There's a simple reason for this. UK output is massively correlated with euro area output; for annual changes in the two, the correlation has been 0.92 since January 2000. This means that when the euro area does badly, so too does the UK. And it's in these circumstances that UK output is likely to outperform the eurozone, because our output is less cyclical than theirs. In 2009, for example, UK output fell less than the eurozone's, in part because the latter tends to specialise more than the UK in very cyclical industrial goods.
This implies that the circumstances in which the UK economy outperforms the eurozone are likely to be circumstances in which investors are worrying about global growth generally.
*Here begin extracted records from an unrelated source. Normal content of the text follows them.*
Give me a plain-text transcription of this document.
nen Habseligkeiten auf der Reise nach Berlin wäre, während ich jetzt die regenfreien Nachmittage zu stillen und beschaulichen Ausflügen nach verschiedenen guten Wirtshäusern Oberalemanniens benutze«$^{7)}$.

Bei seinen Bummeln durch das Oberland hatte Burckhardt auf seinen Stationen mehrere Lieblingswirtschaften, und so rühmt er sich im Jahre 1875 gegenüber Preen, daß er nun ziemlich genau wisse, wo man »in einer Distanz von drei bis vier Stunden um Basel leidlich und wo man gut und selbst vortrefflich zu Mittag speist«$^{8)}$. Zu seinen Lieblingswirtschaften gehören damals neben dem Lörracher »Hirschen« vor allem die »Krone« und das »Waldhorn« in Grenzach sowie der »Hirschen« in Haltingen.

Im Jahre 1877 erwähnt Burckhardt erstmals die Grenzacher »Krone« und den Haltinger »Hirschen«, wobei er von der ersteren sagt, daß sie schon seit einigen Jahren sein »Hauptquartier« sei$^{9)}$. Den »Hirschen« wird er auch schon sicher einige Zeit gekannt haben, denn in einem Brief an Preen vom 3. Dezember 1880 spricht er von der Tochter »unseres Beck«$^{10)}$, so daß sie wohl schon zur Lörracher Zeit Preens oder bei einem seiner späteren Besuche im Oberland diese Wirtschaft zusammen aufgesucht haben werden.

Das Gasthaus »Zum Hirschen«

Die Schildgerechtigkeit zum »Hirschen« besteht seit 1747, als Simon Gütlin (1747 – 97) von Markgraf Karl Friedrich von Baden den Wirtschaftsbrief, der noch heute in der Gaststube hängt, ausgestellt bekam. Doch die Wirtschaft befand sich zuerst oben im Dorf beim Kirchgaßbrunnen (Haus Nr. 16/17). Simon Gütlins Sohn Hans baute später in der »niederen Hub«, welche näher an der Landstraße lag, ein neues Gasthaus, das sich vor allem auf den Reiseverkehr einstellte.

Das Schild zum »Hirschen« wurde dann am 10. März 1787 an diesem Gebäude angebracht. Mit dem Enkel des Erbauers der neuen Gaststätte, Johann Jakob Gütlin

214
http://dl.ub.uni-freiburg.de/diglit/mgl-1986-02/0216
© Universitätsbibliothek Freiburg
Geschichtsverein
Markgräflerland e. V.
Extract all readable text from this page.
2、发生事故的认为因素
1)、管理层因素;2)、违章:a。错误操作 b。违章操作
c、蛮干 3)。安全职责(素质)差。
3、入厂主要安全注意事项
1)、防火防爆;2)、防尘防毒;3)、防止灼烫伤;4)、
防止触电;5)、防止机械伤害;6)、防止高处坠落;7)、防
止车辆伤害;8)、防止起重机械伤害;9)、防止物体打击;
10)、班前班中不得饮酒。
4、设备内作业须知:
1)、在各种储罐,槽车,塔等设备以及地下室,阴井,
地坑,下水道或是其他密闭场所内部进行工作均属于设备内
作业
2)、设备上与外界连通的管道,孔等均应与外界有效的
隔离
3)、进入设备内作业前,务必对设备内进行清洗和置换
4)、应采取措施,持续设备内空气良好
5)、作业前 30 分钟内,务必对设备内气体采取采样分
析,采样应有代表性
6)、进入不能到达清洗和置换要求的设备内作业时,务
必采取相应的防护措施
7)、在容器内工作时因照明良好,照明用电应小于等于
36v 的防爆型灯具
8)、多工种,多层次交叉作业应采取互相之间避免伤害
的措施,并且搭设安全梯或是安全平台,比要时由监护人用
These are conditions in which shares do badly - so small caps fall.
What's more, history suggests that the odds of them outperforming large stocks are in such circumstances are no better than 50:50. This is because when investors worry about global growth, they tend to prefer familiar big-name stocks, and this offsets the advantage small caps have of being exposed more towards the safer UK economy.
The message here is simple. Worries about the eurozone are no reason to favour small caps. Euro-pessimists should be light on equities generally, and hold more cash and better-quality bonds.
Conversely, the best hope for small caps would be a eurozone recovery, as this would improve sentiment towards equities generally. Most economists expect such a recovery later this year. It is if they are right - and it is an 'if' - that small caps are more likely to do well.